Most doctors are completely useless when it comes to thyroid disease, that is at least my experience. I have had to read a lot, almost to the point of feeling I´ve gone to med school, and then try to convince doctors to change my treatment...when they refused, I chose to self-medicate. I now have stopped telling doctors I´m on thyroid meds as they will inevitably want to order a TSH test and then they will start lecturing me...once, when a doctor ordered thyroid labs without telling me, I simply told the lab I did not want them done. Of course you have a right to refuse testing just as much as you have a right to refuse treatment. The doctor got very upset so I dropped her. I now try to avoid doctors as much as I possibly can.

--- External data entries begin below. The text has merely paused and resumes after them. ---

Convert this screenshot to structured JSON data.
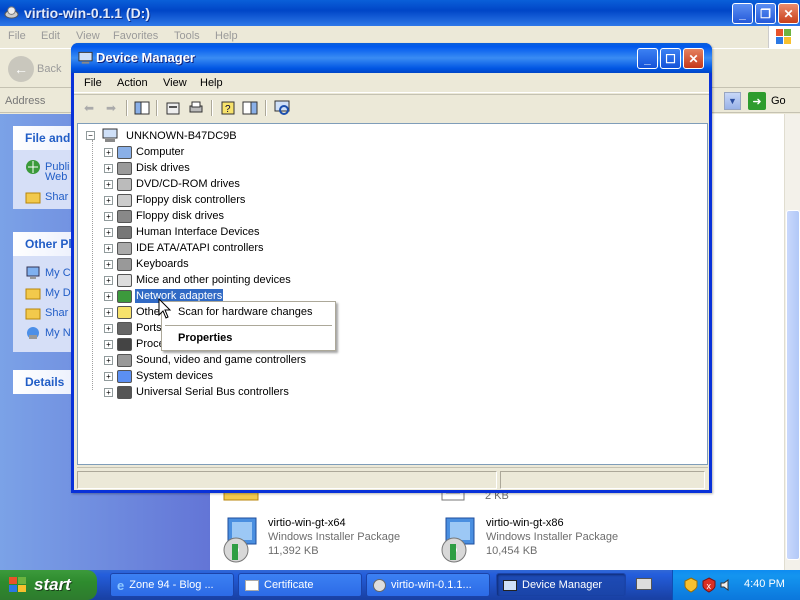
{
  "explorer": {
    "title": "virtio-win-0.1.1 (D:)",
    "menu": [
      "File",
      "Edit",
      "View",
      "Favorites",
      "Tools",
      "Help"
    ],
    "back_label": "Back",
    "address_label": "Address",
    "go_label": "Go",
    "panels": {
      "file_folder_tasks": {
        "header": "File and",
        "items": [
          "Publi",
          "Web",
          "Shar"
        ]
      },
      "other_places": {
        "header": "Other Pl",
        "items": [
          "My C",
          "My D",
          "Shar",
          "My N"
        ]
      },
      "details": {
        "header": "Details"
      }
    },
    "files": [
      {
        "name": "virtio-win-gt-x64",
        "type": "Windows Installer Package",
        "size": "11,392 KB"
      },
      {
        "name": "virtio-win-gt-x86",
        "type": "Windows Installer Package",
        "size": "10,454 KB"
      }
    ],
    "partial_size": "2 KB"
  },
  "device_manager": {
    "title": "Device Manager",
    "menu": [
      "File",
      "Action",
      "View",
      "Help"
    ],
    "root": "UNKNOWN-B47DC9B",
    "categories": [
      "Computer",
      "Disk drives",
      "DVD/CD-ROM drives",
      "Floppy disk controllers",
      "Floppy disk drives",
      "Human Interface Devices",
      "IDE ATA/ATAPI controllers",
      "Keyboards",
      "Mice and other pointing devices",
      "Network adapters",
      "Othe",
      "Ports",
      "Proce",
      "Sound, video and game controllers",
      "System devices",
      "Universal Serial Bus controllers"
    ],
    "selected": "Network adapters"
  },
  "context_menu": {
    "items": [
      "Scan for hardware changes",
      "Properties"
    ]
  },
  "taskbar": {
    "start": "start",
    "tasks": [
      "Zone 94 - Blog ...",
      "Certificate",
      "virtio-win-0.1.1...",
      "Device Manager"
    ],
    "active_task": "Device Manager",
    "clock": "4:40 PM"
  },
  "colors": {
    "titlebar": "#0058EE",
    "selection": "#316AC5",
    "taskbar": "#245EDC",
    "start": "#2E8B2E"
  }
}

Following from the comment by tattybogle about reference ranges being adjusted for local population, I found this article as below. (which is then adjusted by the lab to account for local population). I find this fascinating because if you live in an area where more people have thyroid issues then the reference ranges will take that into account. I asked my GP several years ago why the T4 reference had changed from 9-21 to 12-21 and he said because too many people were falling into low thyroid function and they were needing to treat them! ‘labtestsonline.org.uk/artic...
It´s good when they things change in that direction...don´t like the narrower range for FT3 though as I need to be at the top of the former rather than the new range...as I imagine is the case for many people taking T3.
I do believe that changes in reference ranges have to do with the fact that average human hormone levels have been dropping for decades. In other words, they tend not to reflect the way things were 75 years ago, when we had not yet polluted ourselves (and most other animals) almost to a state of invalidism.